Thu Jul 17 01:35:28 PDT 2025

sparker-arm wrote:

I haven't tested with any VMs yet, as I doubt any of them will be taking advantage of this now.

The main advantage of this change is identify 'narrow' shuffles that can be mapped to target instructions. Even though Wasm is 128-bit, it doesn't always mean we're operating on that full width. Imagine that we're operating on 4 x 16-bit vector and we want the result to be the even lanes: 0, 2, 4, 6. But the wasm shuffle will be 0, 2, 4, 6, 0, 0, 0, 0.

I've optimised the AArch64 backend in V8 so that these cases are often handled by splatting lane zero first, but this is still far from optimal.

With the undef mask, during isel and with very little overhead, the backend can recognize this as an 'unzip' operation instead of an arbitrary lane shuffle.

The extend_low operations also provide the same information as this mask but, if the shuffle has multiple users, it's unlikely to be such a simple optimisation during isel.
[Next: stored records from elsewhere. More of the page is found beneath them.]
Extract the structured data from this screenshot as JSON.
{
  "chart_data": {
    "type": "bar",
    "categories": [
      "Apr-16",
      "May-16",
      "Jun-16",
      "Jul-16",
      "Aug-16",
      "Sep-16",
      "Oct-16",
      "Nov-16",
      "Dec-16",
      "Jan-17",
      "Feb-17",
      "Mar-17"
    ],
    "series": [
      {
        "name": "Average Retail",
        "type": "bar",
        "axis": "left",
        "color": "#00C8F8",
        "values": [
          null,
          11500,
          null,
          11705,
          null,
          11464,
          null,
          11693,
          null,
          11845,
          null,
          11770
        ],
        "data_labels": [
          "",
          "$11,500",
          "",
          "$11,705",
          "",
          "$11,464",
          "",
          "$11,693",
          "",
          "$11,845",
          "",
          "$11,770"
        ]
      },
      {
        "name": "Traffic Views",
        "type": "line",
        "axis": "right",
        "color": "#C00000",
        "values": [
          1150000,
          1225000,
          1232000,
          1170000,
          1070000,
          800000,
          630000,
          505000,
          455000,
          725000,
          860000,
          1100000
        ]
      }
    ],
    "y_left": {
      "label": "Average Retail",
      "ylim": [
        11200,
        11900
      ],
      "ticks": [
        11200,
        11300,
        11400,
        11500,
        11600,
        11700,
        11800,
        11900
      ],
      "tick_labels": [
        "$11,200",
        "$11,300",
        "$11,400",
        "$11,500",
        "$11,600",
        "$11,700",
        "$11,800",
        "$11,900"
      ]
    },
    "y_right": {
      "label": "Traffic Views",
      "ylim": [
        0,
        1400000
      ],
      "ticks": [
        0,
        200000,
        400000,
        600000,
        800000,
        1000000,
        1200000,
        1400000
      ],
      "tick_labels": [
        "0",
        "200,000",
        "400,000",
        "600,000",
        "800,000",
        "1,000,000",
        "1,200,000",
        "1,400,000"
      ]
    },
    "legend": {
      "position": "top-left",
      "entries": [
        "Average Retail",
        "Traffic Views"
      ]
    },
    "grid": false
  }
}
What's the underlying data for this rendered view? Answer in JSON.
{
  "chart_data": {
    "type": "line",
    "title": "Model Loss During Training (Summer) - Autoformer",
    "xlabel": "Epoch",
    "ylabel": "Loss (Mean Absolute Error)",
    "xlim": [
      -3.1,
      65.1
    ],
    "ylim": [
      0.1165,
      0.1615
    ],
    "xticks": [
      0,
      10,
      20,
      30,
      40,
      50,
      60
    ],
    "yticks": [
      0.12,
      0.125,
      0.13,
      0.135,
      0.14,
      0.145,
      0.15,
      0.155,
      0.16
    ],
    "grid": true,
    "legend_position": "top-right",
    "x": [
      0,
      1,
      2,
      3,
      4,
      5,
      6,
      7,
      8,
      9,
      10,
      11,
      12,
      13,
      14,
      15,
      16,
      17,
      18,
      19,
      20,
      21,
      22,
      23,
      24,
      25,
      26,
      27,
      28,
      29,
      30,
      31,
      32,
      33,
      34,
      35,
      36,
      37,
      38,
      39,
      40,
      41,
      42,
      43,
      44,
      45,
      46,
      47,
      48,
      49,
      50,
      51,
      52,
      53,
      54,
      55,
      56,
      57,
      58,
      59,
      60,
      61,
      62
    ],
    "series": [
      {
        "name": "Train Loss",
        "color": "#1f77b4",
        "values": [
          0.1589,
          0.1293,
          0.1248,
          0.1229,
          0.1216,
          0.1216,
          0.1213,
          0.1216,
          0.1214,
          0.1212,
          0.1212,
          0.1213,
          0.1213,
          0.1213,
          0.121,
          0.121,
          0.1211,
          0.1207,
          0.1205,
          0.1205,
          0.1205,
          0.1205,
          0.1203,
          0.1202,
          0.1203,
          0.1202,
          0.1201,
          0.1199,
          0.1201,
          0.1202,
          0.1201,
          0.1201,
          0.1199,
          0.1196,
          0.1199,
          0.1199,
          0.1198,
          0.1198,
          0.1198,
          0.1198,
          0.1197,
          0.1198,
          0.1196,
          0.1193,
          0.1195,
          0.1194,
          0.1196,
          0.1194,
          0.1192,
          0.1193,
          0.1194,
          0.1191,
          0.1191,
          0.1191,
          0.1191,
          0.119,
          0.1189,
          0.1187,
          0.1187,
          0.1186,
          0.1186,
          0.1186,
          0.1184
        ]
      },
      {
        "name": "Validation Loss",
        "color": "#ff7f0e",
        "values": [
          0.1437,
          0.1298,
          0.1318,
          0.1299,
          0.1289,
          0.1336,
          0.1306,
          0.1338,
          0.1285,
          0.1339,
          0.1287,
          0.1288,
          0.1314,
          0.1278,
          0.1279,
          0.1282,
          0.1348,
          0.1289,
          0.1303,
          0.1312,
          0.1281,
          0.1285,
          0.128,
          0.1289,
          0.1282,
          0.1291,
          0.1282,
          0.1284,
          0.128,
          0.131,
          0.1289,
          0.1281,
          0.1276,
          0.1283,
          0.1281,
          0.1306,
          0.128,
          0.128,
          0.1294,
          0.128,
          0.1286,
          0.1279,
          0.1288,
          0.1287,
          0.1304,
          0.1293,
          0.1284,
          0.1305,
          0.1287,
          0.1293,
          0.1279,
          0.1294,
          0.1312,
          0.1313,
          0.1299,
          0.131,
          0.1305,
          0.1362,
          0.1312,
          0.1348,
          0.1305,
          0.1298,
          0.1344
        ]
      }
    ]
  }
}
I've created an [optimisation](https://source.chromium.org/chromium/chromium/src/+/main:v8/src/compiler/turboshaft/wasm-shuffle-reducer.h) in V8 specifically for figuring out undef lanes and it's non trivial. This undef mask change would make it much more simple for other runtimes to generate good shuffle code far more easily. 

As you may have noticed, I've found WebAssembly shuffles to be a real pain! I would really like to see a revision to the spec so that these undef lanes/bytes can be explicitly encoded :)

https://github.com/llvm/llvm-project/pull/149084